Варакин при этих словах друга сбросил с головы капюшон плащ-палатки. Какими-то взъерошенными, выдуманными привидениями, вырванными из хаоса клубящегося красного тумана и дыма, возникли люди у соседних костров…

«Бежать из этого скопища неправдоподобных призраков, вырваться из этого царства теней?! Об этом ли говорит Анатолий?»

Варакин пристально посмотрел на друга:

— А ты веришь, Толя, в то, что сказал?

— Чудак ты, а как же!..

Некоторое время они помолчали, слушая беспорядочный гомон окружающего табора.

— Эх, Миша, Миша! — заговорил Бурнин приглушенно. — Ведь я же все время думаю: стегануть в кусты — и поминай как звали! Да вижу ведь — ты пропадешь без меня…

Варакин почувствовал себя виноватым в том, что его рана и физическая слабость удерживают Бурнина от побега. Анатолий ведь крепок, здоров. Конечно, и он стиснул зубы от боли, но так, чтобы никто не заметил. Вероятно, отсюда и родились у него наигранный цинизм и грубая, показная практичность, которые раньше ему не были свойственны.

Накануне возле Варакина и Бурнина шальной пулей конвоя был на ночлеге убит незнакомый боец. Бурнин минут двадцать спустя с опаской, чтобы не увидели немцы, подполз и стянул с убитого сапоги. Заметив при этом молчаливо осуждающий взгляд Михаила, Бурнин презрительно усмехнулся.
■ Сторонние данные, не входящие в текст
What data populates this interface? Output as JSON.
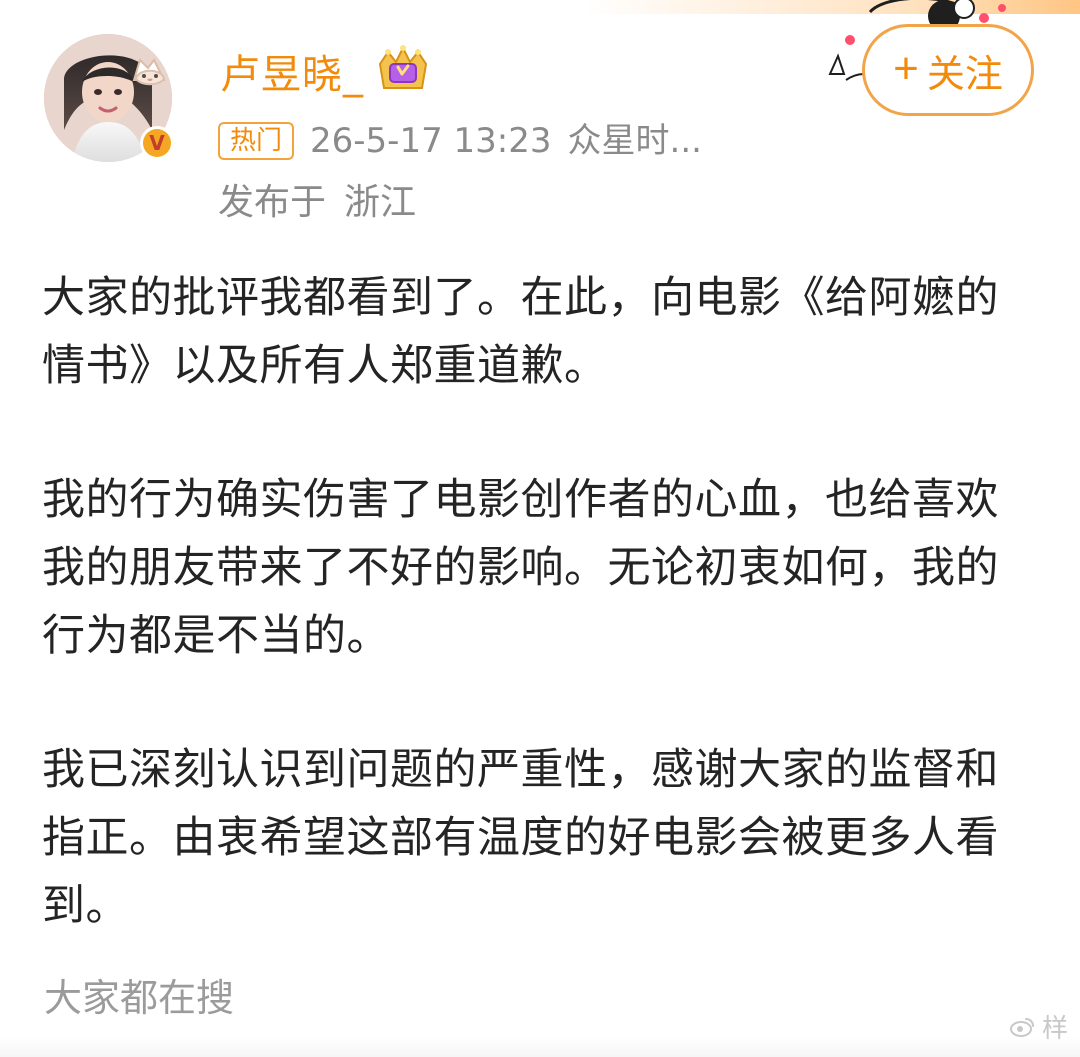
{
  "header": {
    "username": "卢昱晓_",
    "hot_badge": "热门",
    "post_time": "26-5-17 13:23",
    "post_source": "众星时...",
    "location_label": "发布于",
    "location_value": "浙江",
    "follow_label": "关注",
    "follow_icon": "plus-icon",
    "verify_icon": "verified-badge-icon",
    "crown_icon": "crown-badge-icon",
    "colors": {
      "accent": "#f28b0c",
      "meta_gray": "#8a8a8a"
    }
  },
  "post": {
    "paragraphs": [
      "大家的批评我都看到了。在此，向电影《给阿嬷的情书》以及所有人郑重道歉。",
      "我的行为确实伤害了电影创作者的心血，也给喜欢我的朋友带来了不好的影响。无论初衷如何，我的行为都是不当的。",
      "我已深刻认识到问题的严重性，感谢大家的监督和指正。由衷希望这部有温度的好电影会被更多人看到。"
    ]
  },
  "footer": {
    "search_label": "大家都在搜",
    "watermark_text": "样",
    "watermark_icon": "weibo-icon"
  }
}
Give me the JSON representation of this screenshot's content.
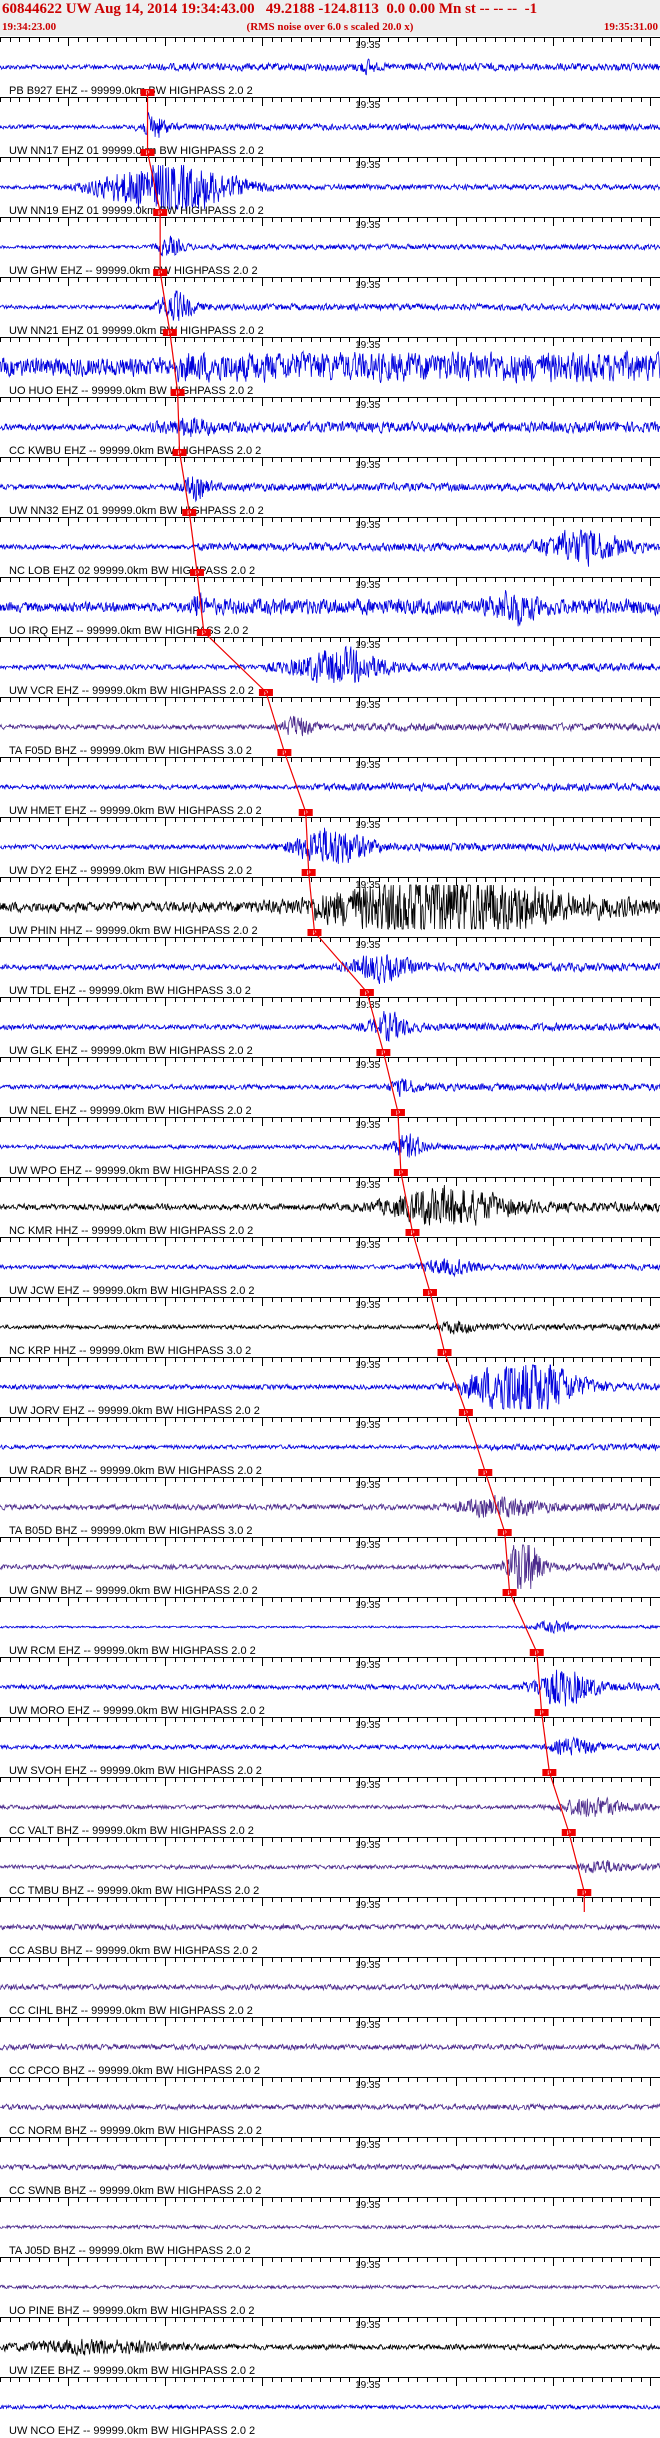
{
  "header": {
    "title": "60844622 UW Aug 14, 2014 19:34:43.00   49.2188 -124.8113  0.0 0.00 Mn st -- -- --  -1",
    "start_time": "19:34:23.00",
    "end_time": "19:35:31.00",
    "rms_note": "(RMS noise over 6.0 s scaled 20.0 x)"
  },
  "chart_data": {
    "type": "seismogram",
    "x_unit": "time (UTC)",
    "x_start": "19:34:23.00",
    "x_end": "19:35:31.00",
    "duration_s": 68,
    "tick_interval_s": 1,
    "minute_mark_label": "19:35",
    "minute_mark_offset_s": 37,
    "pick_label": "P",
    "colors": {
      "blue": "#0000dd",
      "black": "#000000",
      "purple": "#4b2a8c",
      "pick": "#ee0000",
      "tick": "#000000"
    },
    "traces": [
      {
        "label": "PB B927 EHZ -- 99999.0km BW  HIGHPASS  2.0  2",
        "pick_s": 15.2,
        "color": "blue",
        "amp": 0.14,
        "bursts": [
          [
            37.8,
            0.28,
            0.8
          ]
        ],
        "drift": 0
      },
      {
        "label": "UW NN17 EHZ 01 99999.0km BW  HIGHPASS  2.0  2",
        "pick_s": 15.2,
        "color": "blue",
        "amp": 0.12,
        "bursts": [
          [
            15.8,
            0.7,
            1.3
          ]
        ],
        "drift": 0
      },
      {
        "label": "UW NN19 EHZ 01 99999.0km BW  HIGHPASS  2.0  2",
        "pick_s": 16.5,
        "color": "blue",
        "amp": 0.1,
        "bursts": [
          [
            17.3,
            1.6,
            6.5
          ]
        ],
        "drift": 0
      },
      {
        "label": "UW GHW EHZ -- 99999.0km BW  HIGHPASS  2.0  2",
        "pick_s": 16.5,
        "color": "blue",
        "amp": 0.1,
        "bursts": [
          [
            17.5,
            0.5,
            1.3
          ]
        ],
        "drift": 0
      },
      {
        "label": "UW NN21 EHZ 01 99999.0km BW  HIGHPASS  2.0  2",
        "pick_s": 17.5,
        "color": "blue",
        "amp": 0.12,
        "bursts": [
          [
            18,
            0.8,
            1.8
          ]
        ],
        "drift": 0
      },
      {
        "label": "UO HUO EHZ -- 99999.0km BW  HIGHPASS  2.0  2",
        "pick_s": 18.3,
        "color": "blue",
        "amp": 0.55,
        "bursts": [],
        "drift": 0
      },
      {
        "label": "CC KWBU EHZ -- 99999.0km BW  HIGHPASS  2.0  2",
        "pick_s": 18.5,
        "color": "blue",
        "amp": 0.2,
        "bursts": [
          [
            19,
            0.35,
            3
          ]
        ],
        "drift": 0
      },
      {
        "label": "UW NN32 EHZ 01 99999.0km BW  HIGHPASS  2.0  2",
        "pick_s": 19.5,
        "color": "blue",
        "amp": 0.15,
        "bursts": [
          [
            20,
            0.55,
            1.5
          ]
        ],
        "drift": 0
      },
      {
        "label": "NC LOB EHZ 02 99999.0km BW  HIGHPASS  2.0  2",
        "pick_s": 20.3,
        "color": "blue",
        "amp": 0.15,
        "bursts": [
          [
            60,
            0.9,
            4
          ]
        ],
        "drift": 0
      },
      {
        "label": "UO IRQ EHZ -- 99999.0km BW  HIGHPASS  2.0  2",
        "pick_s": 21,
        "color": "blue",
        "amp": 0.3,
        "bursts": [
          [
            20.4,
            0.8,
            0.6
          ],
          [
            53,
            0.7,
            2
          ]
        ],
        "drift": 0
      },
      {
        "label": "UW VCR EHZ -- 99999.0km BW  HIGHPASS  2.0  2",
        "pick_s": 27.4,
        "color": "blue",
        "amp": 0.15,
        "bursts": [
          [
            35,
            0.9,
            4.5
          ]
        ],
        "drift": 0
      },
      {
        "label": "TA F05D BHZ -- 99999.0km BW  HIGHPASS  3.0  2",
        "pick_s": 29.3,
        "color": "purple",
        "amp": 0.14,
        "bursts": [
          [
            30.5,
            0.5,
            1.4
          ]
        ],
        "drift": 0
      },
      {
        "label": "UW HMET EHZ -- 99999.0km BW  HIGHPASS  2.0  2",
        "pick_s": 31.5,
        "color": "blue",
        "amp": 0.14,
        "bursts": [],
        "drift": 0
      },
      {
        "label": "UW DY2 EHZ -- 99999.0km BW  HIGHPASS  2.0  2",
        "pick_s": 31.8,
        "color": "blue",
        "amp": 0.14,
        "bursts": [
          [
            34,
            1.1,
            3.5
          ]
        ],
        "drift": 0
      },
      {
        "label": "UW PHIN HHZ -- 99999.0km BW  HIGHPASS  2.0  2",
        "pick_s": 32.4,
        "color": "black",
        "amp": 0.3,
        "bursts": [
          [
            46,
            1.7,
            11
          ]
        ],
        "drift": 0
      },
      {
        "label": "UW TDL EHZ -- 99999.0km BW  HIGHPASS  3.0  2",
        "pick_s": 37.8,
        "color": "blue",
        "amp": 0.16,
        "bursts": [
          [
            39,
            0.65,
            3
          ]
        ],
        "drift": 0
      },
      {
        "label": "UW GLK EHZ -- 99999.0km BW  HIGHPASS  2.0  2",
        "pick_s": 39.5,
        "color": "blue",
        "amp": 0.15,
        "bursts": [
          [
            40,
            0.7,
            2
          ]
        ],
        "drift": 0
      },
      {
        "label": "UW NEL EHZ -- 99999.0km BW  HIGHPASS  2.0  2",
        "pick_s": 41,
        "color": "blue",
        "amp": 0.14,
        "bursts": [
          [
            41.5,
            0.35,
            1.5
          ]
        ],
        "drift": 0
      },
      {
        "label": "UW WPO EHZ -- 99999.0km BW  HIGHPASS  2.0  2",
        "pick_s": 41.3,
        "color": "blue",
        "amp": 0.12,
        "bursts": [
          [
            42,
            0.6,
            1.8
          ]
        ],
        "drift": 0
      },
      {
        "label": "NC KMR HHZ -- 99999.0km BW  HIGHPASS  2.0  2",
        "pick_s": 42.5,
        "color": "black",
        "amp": 0.18,
        "bursts": [
          [
            46,
            1,
            6
          ]
        ],
        "drift": 0
      },
      {
        "label": "UW JCW EHZ -- 99999.0km BW  HIGHPASS  2.0  2",
        "pick_s": 44.3,
        "color": "blue",
        "amp": 0.12,
        "bursts": [
          [
            46,
            0.35,
            3
          ]
        ],
        "drift": 0
      },
      {
        "label": "NC KRP HHZ -- 99999.0km BW  HIGHPASS  3.0  2",
        "pick_s": 45.8,
        "color": "black",
        "amp": 0.12,
        "bursts": [
          [
            47,
            0.25,
            2
          ]
        ],
        "drift": 0
      },
      {
        "label": "UW JORV EHZ -- 99999.0km BW  HIGHPASS  2.0  2",
        "pick_s": 48,
        "color": "blue",
        "amp": 0.14,
        "bursts": [
          [
            54,
            1.8,
            5
          ]
        ],
        "drift": 0
      },
      {
        "label": "UW RADR BHZ -- 99999.0km BW  HIGHPASS  2.0  2",
        "pick_s": 50,
        "color": "blue",
        "amp": 0.12,
        "bursts": [],
        "drift": 0
      },
      {
        "label": "TA B05D BHZ -- 99999.0km BW  HIGHPASS  3.0  2",
        "pick_s": 52,
        "color": "purple",
        "amp": 0.16,
        "bursts": [
          [
            51,
            0.5,
            4
          ]
        ],
        "drift": 0
      },
      {
        "label": "UW GNW BHZ -- 99999.0km BW  HIGHPASS  2.0  2",
        "pick_s": 52.5,
        "color": "purple",
        "amp": 0.14,
        "bursts": [
          [
            54,
            1.9,
            1.6
          ]
        ],
        "drift": 0
      },
      {
        "label": "UW RCM EHZ -- 99999.0km BW  HIGHPASS  2.0  2",
        "pick_s": 55.3,
        "color": "blue",
        "amp": 0.06,
        "bursts": [
          [
            57,
            0.3,
            2
          ]
        ],
        "drift": 0
      },
      {
        "label": "UW MORO EHZ -- 99999.0km BW  HIGHPASS  2.0  2",
        "pick_s": 55.8,
        "color": "blue",
        "amp": 0.14,
        "bursts": [
          [
            58,
            1,
            3
          ]
        ],
        "drift": 0
      },
      {
        "label": "UW SVOH EHZ -- 99999.0km BW  HIGHPASS  2.0  2",
        "pick_s": 56.6,
        "color": "blue",
        "amp": 0.13,
        "bursts": [
          [
            59,
            0.4,
            2
          ]
        ],
        "drift": 0
      },
      {
        "label": "CC VALT BHZ -- 99999.0km BW  HIGHPASS  2.0  2",
        "pick_s": 58.6,
        "color": "purple",
        "amp": 0.12,
        "bursts": [
          [
            61,
            0.5,
            3
          ]
        ],
        "drift": 0
      },
      {
        "label": "CC TMBU BHZ -- 99999.0km BW  HIGHPASS  2.0  2",
        "pick_s": 60.2,
        "color": "purple",
        "amp": 0.12,
        "bursts": [
          [
            62,
            0.3,
            2
          ]
        ],
        "drift": 0
      },
      {
        "label": "CC ASBU BHZ -- 99999.0km BW  HIGHPASS  2.0  2",
        "pick_s": null,
        "color": "purple",
        "amp": 0.16,
        "bursts": [],
        "drift": 0
      },
      {
        "label": "CC CIHL BHZ -- 99999.0km BW  HIGHPASS  2.0  2",
        "pick_s": null,
        "color": "purple",
        "amp": 0.16,
        "bursts": [],
        "drift": 0
      },
      {
        "label": "CC CPCO BHZ -- 99999.0km BW  HIGHPASS  2.0  2",
        "pick_s": null,
        "color": "purple",
        "amp": 0.16,
        "bursts": [],
        "drift": 0
      },
      {
        "label": "CC NORM BHZ -- 99999.0km BW  HIGHPASS  2.0  2",
        "pick_s": null,
        "color": "purple",
        "amp": 0.16,
        "bursts": [],
        "drift": 0
      },
      {
        "label": "CC SWNB BHZ -- 99999.0km BW  HIGHPASS  2.0  2",
        "pick_s": null,
        "color": "purple",
        "amp": 0.16,
        "bursts": [],
        "drift": 0
      },
      {
        "label": "TA J05D BHZ -- 99999.0km BW  HIGHPASS  2.0  2",
        "pick_s": null,
        "color": "purple",
        "amp": 0.1,
        "bursts": [],
        "drift": 0
      },
      {
        "label": "UO PINE BHZ -- 99999.0km BW  HIGHPASS  2.0  2",
        "pick_s": null,
        "color": "purple",
        "amp": 0.1,
        "bursts": [],
        "drift": 0
      },
      {
        "label": "UW IZEE BHZ -- 99999.0km BW  HIGHPASS  2.0  2",
        "pick_s": null,
        "color": "black",
        "amp": 0.16,
        "bursts": [
          [
            10,
            0.35,
            8
          ]
        ],
        "drift": 0
      },
      {
        "label": "UW NCO EHZ -- 99999.0km BW  HIGHPASS  2.0  2",
        "pick_s": null,
        "color": "blue",
        "amp": 0.12,
        "bursts": [],
        "drift": 0
      }
    ]
  }
}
— Считаешь, что мародерство?! Эх, ты! Спесь интеллигентская! Думаешь, мертвому в радость, чтобы немец с него сапоги слапал?

Он деловито перемотал портянки, спрятал в мешок свои сапоги, переобулся в более крепкие, снятые с убитого, и отстегнул цепочку с часами от его брюк. Потом достал свой кисет с табаком.

— Давай-ка закурим, — сказал он, задумчиво при свете углей рассматривая красноармейскую книжку, найденную вместе с часами в кармане убитого.

Наутро Анатолий променял кому-то свои сапоги на буханку хлеба и сало…

Когда стали ночлегом у развалин сгоревшей деревни, Анатолий по мокрой земле ночью дополз до колодца, небольшим ножом, лежа под плащ-палаткой, рыл землю, пока в яму не ушла по плечо вся рука, на дно опустил свой и Варакина партбилеты, обернутые в клеенку от перевязочного пакета, тщательно закопал и утром измерил шагами расстояние до колодца.